Maggie Aderin Pocock
Most organisations claim they want diverse technical talent, then keep recruiting from the same pipelines and wondering why nothing changes. The harder problem is cultural: how leaders make complex science legible to non-specialist audiences, and how they build environments where people who do not fit the standard profile of a scientist or engineer can stay and rise. Solving that takes more than a recruitment campaign.
Maggie Aderin-Pocock is a working space scientist and BBC Sky at Night co-presenter who helps organisations widen their technical talent pipelines and translate complex science into language that lands with non-specialist audiences.
Full Profile
Why organisations work with Maggie Aderin-Pocock
- She has built optical instruments that flew on ESA satellites and sit inside major ground-based telescopes, so her authority on STEM careers comes from doing the work, not commenting on it.
- She is one of a small group of scientists who can hold a prime-time television audience, which is why The Sky at Night has kept her on air since 2014. Internal communications teams use her to make technical strategy land with the rest of the business.
- The Institute of Physics awarded her the 2020 Kelvin Medal for public engagement, the first time a Black woman has received a gold medal from the IoP. That credential gives diversity and inclusion programmes a credible scientific anchor.
- Through Science Innovation Ltd she has run STEM outreach for more than 350,000 students, giving her practical evidence about what actually moves under-represented young people into technical careers, not just theory.
- She speaks openly about being diagnosed with dyslexia at eight and the assumptions teachers made about her, which lets leadership audiences hear an inclusion argument grounded in lived experience rather than policy language.
Biography highlights
- BSc in Physics and PhD in Mechanical Engineering, Imperial College London.
- Honorary research associate, Department of Physics and Astronomy, University College London.
- Chancellor of the University of Leicester.
- Co-presenter of BBC’s The Sky at Night, the world’s longest-running television science programme.
- Dame Commander of the Order of the British Empire (DBE), 2024, for services to science education and diversity.
- 2020 William Thomson, Lord Kelvin Medal and Prize from the Institute of Physics.
- Author of The Sky at Night: Book of the Moon, A Guide to Our Closest Neighbour (Penguin / BBC Books).
Biography
The instruments that measure wind from space, or split starlight into its component frequencies on a Chilean mountaintop, are built by small teams of engineers most people will never hear of. Maggie Aderin-Pocock has spent her career inside those teams. She managed the observation instruments for the European Space Agency’s Aeolus satellite at Astrium, and led a group of seventeen engineers building a high-resolution spectrograph for the Gemini telescope in Chile.

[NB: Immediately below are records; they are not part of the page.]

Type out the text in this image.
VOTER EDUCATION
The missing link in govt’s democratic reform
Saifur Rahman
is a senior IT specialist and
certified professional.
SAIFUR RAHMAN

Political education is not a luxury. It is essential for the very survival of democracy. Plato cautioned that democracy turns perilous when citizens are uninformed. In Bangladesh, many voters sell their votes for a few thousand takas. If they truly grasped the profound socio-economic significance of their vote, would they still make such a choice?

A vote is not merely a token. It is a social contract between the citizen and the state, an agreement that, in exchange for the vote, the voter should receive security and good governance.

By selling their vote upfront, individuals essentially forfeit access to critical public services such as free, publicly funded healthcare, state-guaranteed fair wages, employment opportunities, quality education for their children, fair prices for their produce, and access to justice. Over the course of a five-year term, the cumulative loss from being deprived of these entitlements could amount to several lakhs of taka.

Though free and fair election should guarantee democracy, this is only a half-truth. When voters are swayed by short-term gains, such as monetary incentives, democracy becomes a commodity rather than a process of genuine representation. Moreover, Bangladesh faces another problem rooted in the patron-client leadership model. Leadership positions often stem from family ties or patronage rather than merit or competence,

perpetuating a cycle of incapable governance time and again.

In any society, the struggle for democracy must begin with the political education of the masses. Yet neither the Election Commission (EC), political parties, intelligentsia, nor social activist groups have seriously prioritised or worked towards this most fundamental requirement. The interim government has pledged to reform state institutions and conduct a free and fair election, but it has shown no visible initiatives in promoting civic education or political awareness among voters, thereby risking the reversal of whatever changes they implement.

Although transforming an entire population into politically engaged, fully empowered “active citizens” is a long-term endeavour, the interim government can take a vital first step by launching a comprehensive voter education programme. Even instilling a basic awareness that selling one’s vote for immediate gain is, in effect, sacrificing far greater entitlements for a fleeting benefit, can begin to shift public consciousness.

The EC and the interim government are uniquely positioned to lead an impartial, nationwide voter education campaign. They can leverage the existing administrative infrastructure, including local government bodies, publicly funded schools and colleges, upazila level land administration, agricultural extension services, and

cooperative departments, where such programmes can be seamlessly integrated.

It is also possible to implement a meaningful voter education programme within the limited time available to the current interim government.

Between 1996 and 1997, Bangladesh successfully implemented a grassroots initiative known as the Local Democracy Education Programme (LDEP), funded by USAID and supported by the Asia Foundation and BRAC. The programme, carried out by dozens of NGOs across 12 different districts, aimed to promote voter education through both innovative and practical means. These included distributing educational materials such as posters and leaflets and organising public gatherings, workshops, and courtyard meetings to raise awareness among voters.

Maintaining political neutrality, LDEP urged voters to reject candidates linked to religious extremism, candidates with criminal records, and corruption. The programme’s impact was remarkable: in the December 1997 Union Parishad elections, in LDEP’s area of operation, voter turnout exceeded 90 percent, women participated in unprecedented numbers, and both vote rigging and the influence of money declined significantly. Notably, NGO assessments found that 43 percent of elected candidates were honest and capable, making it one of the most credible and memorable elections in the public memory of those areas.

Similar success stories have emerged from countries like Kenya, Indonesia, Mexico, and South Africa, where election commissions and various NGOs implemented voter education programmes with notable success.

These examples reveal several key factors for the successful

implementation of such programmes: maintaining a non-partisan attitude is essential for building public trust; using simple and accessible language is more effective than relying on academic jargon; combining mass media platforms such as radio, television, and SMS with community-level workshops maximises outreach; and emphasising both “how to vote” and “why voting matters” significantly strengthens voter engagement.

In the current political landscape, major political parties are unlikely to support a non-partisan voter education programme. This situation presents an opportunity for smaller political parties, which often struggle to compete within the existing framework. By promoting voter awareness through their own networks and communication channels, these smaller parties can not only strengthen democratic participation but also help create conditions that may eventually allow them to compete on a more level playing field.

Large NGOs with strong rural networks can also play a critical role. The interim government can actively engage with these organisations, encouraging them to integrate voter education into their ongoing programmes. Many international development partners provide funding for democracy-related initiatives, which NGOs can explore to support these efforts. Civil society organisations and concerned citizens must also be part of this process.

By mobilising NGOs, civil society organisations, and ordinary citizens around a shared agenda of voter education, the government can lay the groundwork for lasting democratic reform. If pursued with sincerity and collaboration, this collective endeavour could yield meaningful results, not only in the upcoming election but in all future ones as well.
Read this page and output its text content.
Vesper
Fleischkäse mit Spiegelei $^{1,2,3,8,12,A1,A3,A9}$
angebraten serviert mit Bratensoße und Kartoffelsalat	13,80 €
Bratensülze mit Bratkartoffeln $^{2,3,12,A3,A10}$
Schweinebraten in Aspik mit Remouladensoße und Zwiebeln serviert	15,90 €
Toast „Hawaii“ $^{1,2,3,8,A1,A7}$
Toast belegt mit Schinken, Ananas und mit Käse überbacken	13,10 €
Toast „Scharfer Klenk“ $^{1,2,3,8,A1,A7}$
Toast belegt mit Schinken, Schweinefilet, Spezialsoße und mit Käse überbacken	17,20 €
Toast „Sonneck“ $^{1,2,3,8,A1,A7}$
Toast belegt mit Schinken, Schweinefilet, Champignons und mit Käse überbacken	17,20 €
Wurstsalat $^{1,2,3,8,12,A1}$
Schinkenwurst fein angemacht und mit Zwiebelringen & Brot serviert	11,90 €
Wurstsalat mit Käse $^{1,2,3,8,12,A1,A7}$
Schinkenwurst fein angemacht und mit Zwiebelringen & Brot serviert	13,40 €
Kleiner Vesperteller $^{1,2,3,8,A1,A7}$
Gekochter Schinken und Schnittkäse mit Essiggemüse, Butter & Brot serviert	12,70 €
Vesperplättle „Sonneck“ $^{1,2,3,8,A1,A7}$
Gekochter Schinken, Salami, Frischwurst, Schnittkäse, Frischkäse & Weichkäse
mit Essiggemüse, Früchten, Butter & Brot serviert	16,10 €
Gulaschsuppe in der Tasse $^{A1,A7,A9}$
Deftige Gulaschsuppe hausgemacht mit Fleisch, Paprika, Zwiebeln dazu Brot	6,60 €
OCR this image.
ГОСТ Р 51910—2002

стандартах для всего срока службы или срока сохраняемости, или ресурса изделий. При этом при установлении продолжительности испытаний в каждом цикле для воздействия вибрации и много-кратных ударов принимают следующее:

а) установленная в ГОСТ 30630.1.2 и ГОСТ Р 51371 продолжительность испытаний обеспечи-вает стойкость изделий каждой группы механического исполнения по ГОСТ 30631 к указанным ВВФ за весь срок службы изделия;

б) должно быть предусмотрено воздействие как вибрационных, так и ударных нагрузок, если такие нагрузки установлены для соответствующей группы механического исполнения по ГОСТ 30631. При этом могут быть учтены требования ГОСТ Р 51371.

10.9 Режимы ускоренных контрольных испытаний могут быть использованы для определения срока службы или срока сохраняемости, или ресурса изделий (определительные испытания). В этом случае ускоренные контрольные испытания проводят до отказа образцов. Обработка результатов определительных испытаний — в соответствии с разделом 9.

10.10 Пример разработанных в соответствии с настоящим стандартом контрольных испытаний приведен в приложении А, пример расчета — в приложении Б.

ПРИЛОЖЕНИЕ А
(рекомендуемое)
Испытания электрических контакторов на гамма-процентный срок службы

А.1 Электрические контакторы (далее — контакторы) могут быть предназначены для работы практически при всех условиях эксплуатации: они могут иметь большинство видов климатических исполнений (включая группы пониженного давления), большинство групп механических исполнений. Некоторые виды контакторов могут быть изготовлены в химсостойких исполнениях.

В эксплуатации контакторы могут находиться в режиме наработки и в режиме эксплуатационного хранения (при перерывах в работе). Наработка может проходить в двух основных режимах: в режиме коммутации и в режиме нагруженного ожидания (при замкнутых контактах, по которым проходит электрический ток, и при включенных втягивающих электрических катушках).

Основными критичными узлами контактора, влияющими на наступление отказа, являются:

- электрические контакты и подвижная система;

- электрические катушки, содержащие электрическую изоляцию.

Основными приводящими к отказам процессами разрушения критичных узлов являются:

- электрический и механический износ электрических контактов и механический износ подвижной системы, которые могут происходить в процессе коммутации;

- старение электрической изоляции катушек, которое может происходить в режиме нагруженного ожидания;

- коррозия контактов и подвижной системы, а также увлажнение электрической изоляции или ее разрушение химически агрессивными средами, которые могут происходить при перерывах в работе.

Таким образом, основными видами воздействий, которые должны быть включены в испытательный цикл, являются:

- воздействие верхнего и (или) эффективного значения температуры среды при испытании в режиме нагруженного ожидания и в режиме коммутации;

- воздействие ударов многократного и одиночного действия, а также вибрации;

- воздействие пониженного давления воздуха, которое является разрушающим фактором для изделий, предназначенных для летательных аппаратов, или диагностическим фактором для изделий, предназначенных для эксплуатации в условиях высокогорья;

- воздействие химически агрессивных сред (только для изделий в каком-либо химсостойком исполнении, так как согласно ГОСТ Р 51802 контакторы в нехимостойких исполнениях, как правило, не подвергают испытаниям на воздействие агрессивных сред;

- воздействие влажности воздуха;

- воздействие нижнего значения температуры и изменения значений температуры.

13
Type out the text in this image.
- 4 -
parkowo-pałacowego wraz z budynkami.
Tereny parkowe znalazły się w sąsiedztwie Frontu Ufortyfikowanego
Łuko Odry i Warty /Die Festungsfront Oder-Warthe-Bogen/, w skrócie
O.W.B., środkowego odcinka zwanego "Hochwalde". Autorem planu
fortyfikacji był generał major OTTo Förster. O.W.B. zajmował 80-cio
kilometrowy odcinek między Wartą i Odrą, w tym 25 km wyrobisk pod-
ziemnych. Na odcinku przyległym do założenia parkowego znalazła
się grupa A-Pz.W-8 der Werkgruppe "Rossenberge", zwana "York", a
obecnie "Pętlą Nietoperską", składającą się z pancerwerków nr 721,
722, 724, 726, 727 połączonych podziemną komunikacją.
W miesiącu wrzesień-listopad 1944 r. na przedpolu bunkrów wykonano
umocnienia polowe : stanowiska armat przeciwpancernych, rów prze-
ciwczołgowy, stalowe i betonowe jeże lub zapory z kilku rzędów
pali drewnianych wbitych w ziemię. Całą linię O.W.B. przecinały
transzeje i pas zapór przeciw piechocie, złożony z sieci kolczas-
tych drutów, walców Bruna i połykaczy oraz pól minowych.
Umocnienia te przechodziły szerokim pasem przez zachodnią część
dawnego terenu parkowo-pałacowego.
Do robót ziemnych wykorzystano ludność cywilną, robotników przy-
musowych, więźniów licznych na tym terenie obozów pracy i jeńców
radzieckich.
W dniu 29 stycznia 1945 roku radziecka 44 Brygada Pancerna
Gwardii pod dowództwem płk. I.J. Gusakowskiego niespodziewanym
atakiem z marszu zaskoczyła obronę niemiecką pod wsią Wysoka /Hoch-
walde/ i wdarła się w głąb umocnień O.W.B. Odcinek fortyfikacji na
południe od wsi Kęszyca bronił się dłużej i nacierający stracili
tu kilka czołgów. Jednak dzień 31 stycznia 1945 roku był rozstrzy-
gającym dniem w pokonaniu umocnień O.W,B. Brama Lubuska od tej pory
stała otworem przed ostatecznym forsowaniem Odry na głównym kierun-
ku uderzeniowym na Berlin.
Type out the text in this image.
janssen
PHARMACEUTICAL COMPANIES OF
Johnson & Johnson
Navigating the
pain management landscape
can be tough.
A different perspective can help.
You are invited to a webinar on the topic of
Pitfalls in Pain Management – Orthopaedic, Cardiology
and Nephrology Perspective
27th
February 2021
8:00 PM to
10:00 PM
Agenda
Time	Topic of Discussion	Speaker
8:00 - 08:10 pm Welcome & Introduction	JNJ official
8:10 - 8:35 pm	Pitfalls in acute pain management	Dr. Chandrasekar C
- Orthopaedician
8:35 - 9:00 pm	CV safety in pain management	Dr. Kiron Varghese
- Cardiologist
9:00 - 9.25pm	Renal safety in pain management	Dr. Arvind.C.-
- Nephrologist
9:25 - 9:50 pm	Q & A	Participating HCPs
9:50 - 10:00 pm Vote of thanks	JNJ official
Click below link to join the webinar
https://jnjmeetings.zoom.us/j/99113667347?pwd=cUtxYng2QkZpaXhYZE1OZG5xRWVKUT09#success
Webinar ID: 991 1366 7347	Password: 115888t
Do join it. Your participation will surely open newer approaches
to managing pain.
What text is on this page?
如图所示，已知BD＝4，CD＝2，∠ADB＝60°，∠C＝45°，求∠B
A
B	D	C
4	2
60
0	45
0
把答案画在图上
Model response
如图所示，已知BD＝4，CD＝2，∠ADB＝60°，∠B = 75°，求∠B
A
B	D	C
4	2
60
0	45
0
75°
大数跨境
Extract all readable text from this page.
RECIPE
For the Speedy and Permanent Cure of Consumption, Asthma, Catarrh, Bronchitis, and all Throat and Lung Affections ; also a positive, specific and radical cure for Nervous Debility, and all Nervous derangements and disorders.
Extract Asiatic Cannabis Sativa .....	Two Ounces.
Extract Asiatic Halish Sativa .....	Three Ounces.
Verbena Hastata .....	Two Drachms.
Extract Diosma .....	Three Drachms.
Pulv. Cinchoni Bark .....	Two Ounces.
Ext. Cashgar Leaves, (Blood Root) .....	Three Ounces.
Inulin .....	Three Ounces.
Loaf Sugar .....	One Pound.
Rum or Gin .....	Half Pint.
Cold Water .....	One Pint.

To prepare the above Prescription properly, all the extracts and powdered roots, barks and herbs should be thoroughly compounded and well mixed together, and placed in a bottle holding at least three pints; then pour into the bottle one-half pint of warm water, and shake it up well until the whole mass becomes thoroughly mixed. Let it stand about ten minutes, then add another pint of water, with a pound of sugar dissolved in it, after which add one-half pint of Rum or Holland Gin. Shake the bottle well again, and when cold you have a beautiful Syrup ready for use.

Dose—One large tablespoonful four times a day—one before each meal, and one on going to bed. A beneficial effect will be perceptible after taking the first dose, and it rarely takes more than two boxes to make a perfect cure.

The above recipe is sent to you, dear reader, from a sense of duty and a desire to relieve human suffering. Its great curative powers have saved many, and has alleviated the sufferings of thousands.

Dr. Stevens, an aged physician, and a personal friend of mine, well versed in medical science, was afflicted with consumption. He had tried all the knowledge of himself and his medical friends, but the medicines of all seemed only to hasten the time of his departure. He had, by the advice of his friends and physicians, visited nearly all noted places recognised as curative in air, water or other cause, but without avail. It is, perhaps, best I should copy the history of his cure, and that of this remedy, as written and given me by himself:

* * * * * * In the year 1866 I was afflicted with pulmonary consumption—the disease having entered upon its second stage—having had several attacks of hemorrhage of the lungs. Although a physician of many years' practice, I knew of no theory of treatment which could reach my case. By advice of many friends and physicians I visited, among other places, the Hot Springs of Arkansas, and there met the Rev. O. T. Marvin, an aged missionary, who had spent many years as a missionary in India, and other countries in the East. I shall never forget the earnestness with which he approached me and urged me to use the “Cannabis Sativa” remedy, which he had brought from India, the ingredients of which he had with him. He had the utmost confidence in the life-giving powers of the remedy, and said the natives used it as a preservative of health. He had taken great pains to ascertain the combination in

That hands-on instrumentation career sits underneath everything else she does. It is why a BBC commissioner trusted her with The Sky at Night, the longest-running television science programme in the world, and why universities and government bodies treat her science communication as substantive rather than decorative. Imperial College trained her as a physicist and mechanical engineer; University College London hosts her as an honorary research associate; the University of Leicester appointed her Chancellor in 2023.
Public engagement is the second strand of the work, and it has been institutionally recognised. The Institute of Physics awarded her its 2020 Kelvin Medal for exceptional services to science education and physics communication. She was the first Black woman to receive a gold medal from the IoP. Through her social enterprise Science Innovation Ltd she has run hands-on STEM outreach for more than 350,000 students, much of it in inner-city schools that conventional pipelines do not reach.
She talks publicly about being diagnosed with dyslexia at eight and being assumed to be heading for a career other than science. That is not autobiography for its own sake, it is the evidence base for how she argues about inclusion: leaders who want a wider technical pipeline have to look at where the system filters people out, not only where it lets them in. She was appointed Dame Commander of the Order of the British Empire in 2024 for services to science education and diversity.
Key speaking topics
- Diversity and inclusion in STEM
- Science communication for non-specialist audiences
- Space science, satellites, and astronomy
- The future of space exploration
- STEM education and the technical talent pipeline
- Curiosity and creativity in technical organisations
Ideal for
- CHROs and heads of talent building technical and STEM pipelines
- Heads of internal communications translating engineering or science strategy to general audiences
- DEI leads working on retention and progression of under-represented technical staff
- Leaders running large customer or employee events that need a credible science voice
Audience outcomes
- A clearer view of where standard recruiting and education pipelines filter out under-represented technical talent, and what actually changes that.
- Practical language for explaining complex technical work to non-technical colleagues, customers, or boards.
- A current picture of where space science and satellite technology are heading and what that means for adjacent industries.
- Renewed conviction among technical staff that their work matters beyond the lab, told through someone who has built instruments that flew.